Participants noted that a central technical barrier is a lack of data availability, along with limited time and capacity to collect local data. At the preparation stage, participants noted that a lack of quality data to model and demonstrate NBS performance and economic benefits stymied concept-stage projects from being able to create a business case for NBS investment and communicate the extent to which NBS would benefit local stakeholders. For projects that had overcome this barrier and advanced towards implementation, many faced the challenge of collecting data on NBS performance during the monitoring and evaluation stage. Participants noted that often, project budgets provide little to no funding for mid- and long-term operations and maintenance or monitoring and evaluation. Without this data, project managers are less able to cost-effectively and adaptively manage and maintain NBS for optimal performance.

Innovative solutions for increasing technical capacity and data availability emerged during the discussion. For instance, Larissa Duma, an Urban Ecology and Resilience Specialist at the World Bank, presented a cost-effective solution for monitoring tree-planting efforts in the Freetown the Treetown project. Freetown’s government partnered with the World Bank, a local non-governmental organization (NGO), and Greenstand, a non-profit technology partner with a mobile Tree Tracker app, to implement and monitor a tree-planting program to reduce the risk of landslides, mitigate floods, and improve heat island effect. To ensure that planted trees reach maturity and deliver disaster risk reduction benefits, the partners use the Tree Tracker app to remotely verify planting and growing efforts. Caroline Wangeci, Assistant Director for Ecosystem Research and Monitoring at the Kenya Water Towers Agency, also showcased a multi-stakeholder approach used to monitor results of their Integrated Water Towers Monitoring System.

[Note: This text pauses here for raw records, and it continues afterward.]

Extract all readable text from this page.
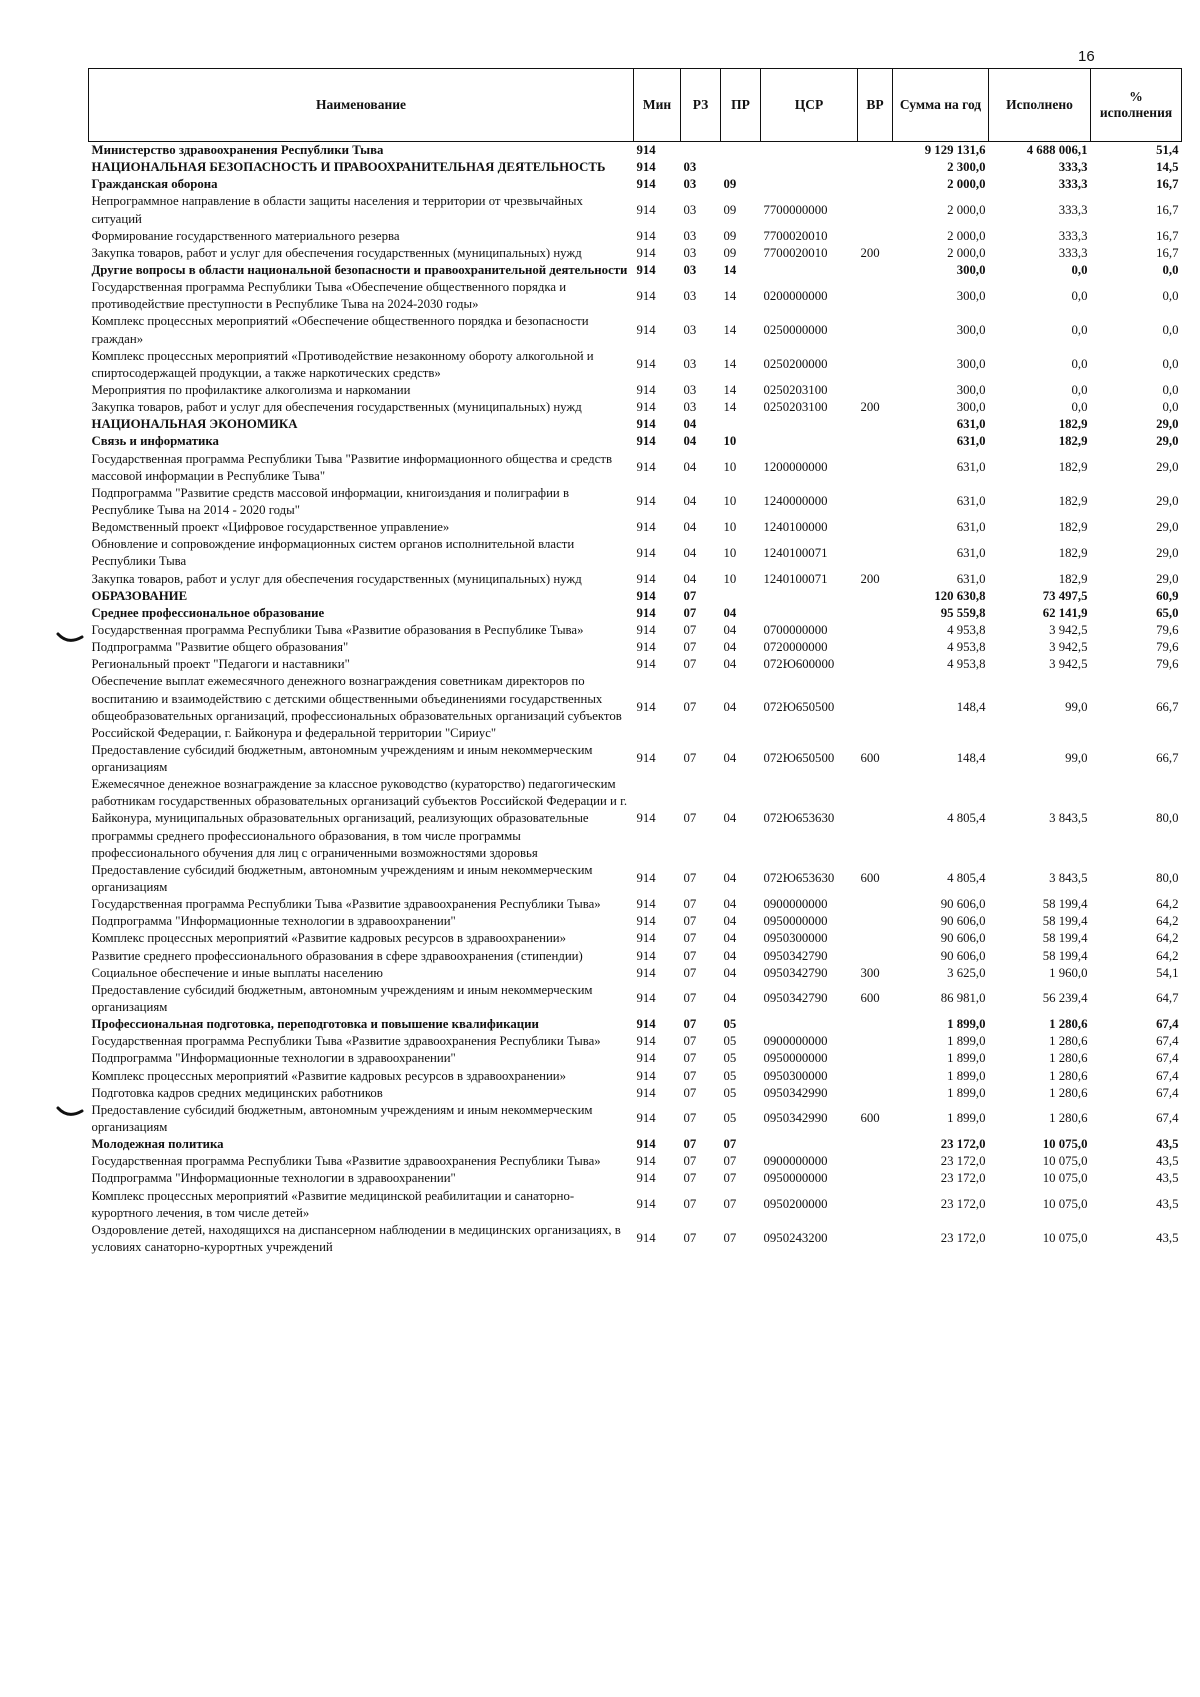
16
Наименование	Мин	РЗ	ПР	ЦСР	ВР	Сумма на год	Исполнено	% исполнения
Министерство здравоохранения Республики Тыва	914					9 129 131,6	4 688 006,1	51,4
НАЦИОНАЛЬНАЯ БЕЗОПАСНОСТЬ И ПРАВООХРАНИТЕЛЬНАЯ ДЕЯТЕЛЬНОСТЬ	914	03				2 300,0	333,3	14,5
Гражданская оборона	914	03	09			2 000,0	333,3	16,7
Непрограммное направление в области защиты населения и территории от чрезвычайных ситуаций	914	03	09	7700000000		2 000,0	333,3	16,7
Формирование государственного материального резерва	914	03	09	7700020010		2 000,0	333,3	16,7
Закупка товаров, работ и услуг для обеспечения государственных (муниципальных) нужд	914	03	09	7700020010	200	2 000,0	333,3	16,7
Другие вопросы в области национальной безопасности и правоохранительной деятельности	914	03	14			300,0	0,0	0,0
Государственная программа Республики Тыва «Обеспечение общественного порядка и противодействие преступности в Республике Тыва на 2024-2030 годы»	914	03	14	0200000000		300,0	0,0	0,0
Комплекс процессных мероприятий «Обеспечение общественного порядка и безопасности граждан»	914	03	14	0250000000		300,0	0,0	0,0
Комплекс процессных мероприятий «Противодействие незаконному обороту алкогольной и спиртосодержащей продукции, а также наркотических средств»	914	03	14	0250200000		300,0	0,0	0,0
Мероприятия по профилактике алкоголизма и наркомании	914	03	14	0250203100		300,0	0,0	0,0
Закупка товаров, работ и услуг для обеспечения государственных (муниципальных) нужд	914	03	14	0250203100	200	300,0	0,0	0,0
НАЦИОНАЛЬНАЯ ЭКОНОМИКА	914	04				631,0	182,9	29,0
Связь и информатика	914	04	10			631,0	182,9	29,0
Государственная программа Республики Тыва "Развитие информационного общества и средств массовой информации в Республике Тыва"	914	04	10	1200000000		631,0	182,9	29,0
Подпрограмма "Развитие средств массовой информации, книгоиздания и полиграфии в Республике Тыва на 2014 - 2020 годы"	914	04	10	1240000000		631,0	182,9	29,0
Ведомственный проект «Цифровое государственное управление»	914	04	10	1240100000		631,0	182,9	29,0
Обновление и сопровождение информационных систем органов исполнительной власти Республики Тыва	914	04	10	1240100071		631,0	182,9	29,0
Закупка товаров, работ и услуг для обеспечения государственных (муниципальных) нужд	914	04	10	1240100071	200	631,0	182,9	29,0
ОБРАЗОВАНИЕ	914	07				120 630,8	73 497,5	60,9
Среднее профессиональное образование	914	07	04			95 559,8	62 141,9	65,0
Государственная программа Республики Тыва «Развитие образования в Республике Тыва»	914	07	04	0700000000		4 953,8	3 942,5	79,6
Подпрограмма "Развитие общего образования"	914	07	04	0720000000		4 953,8	3 942,5	79,6
Региональный проект "Педагоги и наставники"	914	07	04	072Ю600000		4 953,8	3 942,5	79,6
Обеспечение выплат ежемесячного денежного вознаграждения советникам директоров по воспитанию и взаимодействию с детскими общественными объединениями государственных общеобразовательных организаций, профессиональных образовательных организаций субъектов Российской Федерации, г. Байконура и федеральной территории "Сириус"	914	07	04	072Ю650500		148,4	99,0	66,7
Предоставление субсидий бюджетным, автономным учреждениям и иным некоммерческим организациям	914	07	04	072Ю650500	600	148,4	99,0	66,7
Ежемесячное денежное вознаграждение за классное руководство (кураторство) педагогическим работникам государственных образовательных организаций субъектов Российской Федерации и г. Байконура, муниципальных образовательных организаций, реализующих образовательные программы среднего профессионального образования, в том числе программы профессионального обучения для лиц с ограниченными возможностями здоровья	914	07	04	072Ю653630		4 805,4	3 843,5	80,0
Предоставление субсидий бюджетным, автономным учреждениям и иным некоммерческим организациям	914	07	04	072Ю653630	600	4 805,4	3 843,5	80,0
Государственная программа Республики Тыва «Развитие здравоохранения Республики Тыва»	914	07	04	0900000000		90 606,0	58 199,4	64,2
Подпрограмма "Информационные технологии в здравоохранении"	914	07	04	0950000000		90 606,0	58 199,4	64,2
Комплекс процессных мероприятий «Развитие кадровых ресурсов в здравоохранении»	914	07	04	0950300000		90 606,0	58 199,4	64,2
Развитие среднего профессионального образования в сфере здравоохранения (стипендии)	914	07	04	0950342790		90 606,0	58 199,4	64,2
Социальное обеспечение и иные выплаты населению	914	07	04	0950342790	300	3 625,0	1 960,0	54,1
Предоставление субсидий бюджетным, автономным учреждениям и иным некоммерческим организациям	914	07	04	0950342790	600	86 981,0	56 239,4	64,7
Профессиональная подготовка, переподготовка и повышение квалификации	914	07	05			1 899,0	1 280,6	67,4
Государственная программа Республики Тыва «Развитие здравоохранения Республики Тыва»	914	07	05	0900000000		1 899,0	1 280,6	67,4
Подпрограмма "Информационные технологии в здравоохранении"	914	07	05	0950000000		1 899,0	1 280,6	67,4
Комплекс процессных мероприятий «Развитие кадровых ресурсов в здравоохранении»	914	07	05	0950300000		1 899,0	1 280,6	67,4
Подготовка кадров средних медицинских работников	914	07	05	0950342990		1 899,0	1 280,6	67,4
Предоставление субсидий бюджетным, автономным учреждениям и иным некоммерческим организациям	914	07	05	0950342990	600	1 899,0	1 280,6	67,4
Молодежная политика	914	07	07			23 172,0	10 075,0	43,5
Государственная программа Республики Тыва «Развитие здравоохранения Республики Тыва»	914	07	07	0900000000		23 172,0	10 075,0	43,5
Подпрограмма "Информационные технологии в здравоохранении"	914	07	07	0950000000		23 172,0	10 075,0	43,5
Комплекс процессных мероприятий «Развитие медицинской реабилитации и санаторно-курортного лечения, в том числе детей»	914	07	07	0950200000		23 172,0	10 075,0	43,5
Оздоровление детей, находящихся на диспансерном наблюдении в медицинских организациях, в условиях санаторно-курортных учреждений	914	07	07	0950243200		23 172,0	10 075,0	43,5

The Kenya Water Towers Agency is relying on spatial data and community-support to monitor the health of these important ecosystems, which is essential in their role as stewards of the watersheds whose services contribute to livelihoods, biodiversity, and hydrological flows.

An additional technical challenge raised by participants was in integrating local and Indigenous knowledge into NBS technical design and decision-making. Participants noted that while international and national-level organizations bring important technical abilities to NBS projects, local knowledge of ecosystem function is critical to designing, implementing, and maintaining NBS projects. Technical capacity-building and training efforts led by these organizations, therefore, should be designed to enable local communities and Indigenous groups to also contribute knowledge. For example, IUCN has been incorporating Indigenous knowledge in ecosystem restoration through participatory processes around the naming, uses, and impacts of invasive alien species in eThekwini, South Africa.

Securing a Resilient Future for Africa

While the current state of NBS implementation is growing — as demonstrated by the World Bank’s and African Development Bank’s 85 projects in the region, as well as other case studies discussed in the workshop — there is an urgent need to track, monitor, and understand all NBS projects at all stages. To scale up NBS across the region, more resources from climate finance or loss and damage funds will need to be poured into these projects. But realizing the potential of NBS will require using those resources effectively and within the specific context of each project. Such an approach can only be achieved by looking at where we are now, and where we need to go in order to achieve climate and nature targets while ensuring tangible benefits for people and biodiversity.

Next steps for WRI and its partners will include expanding our NBS project research across sub-Saharan Africa to establish a first-of-its kind regional project database. The database will help unveil where and how NBS projects are gaining traction, at what stage of maturity, and at what level of intervention (local, regional, or national). WRI and its partners will publish its findings in August of 2023. In the meantime, the immediate opportunity of COP27 cannot be wasted. Leaders must make ambitious climate and resilience commitments that make the most of these initial lessons and leave room for more effective and context-specific solutions.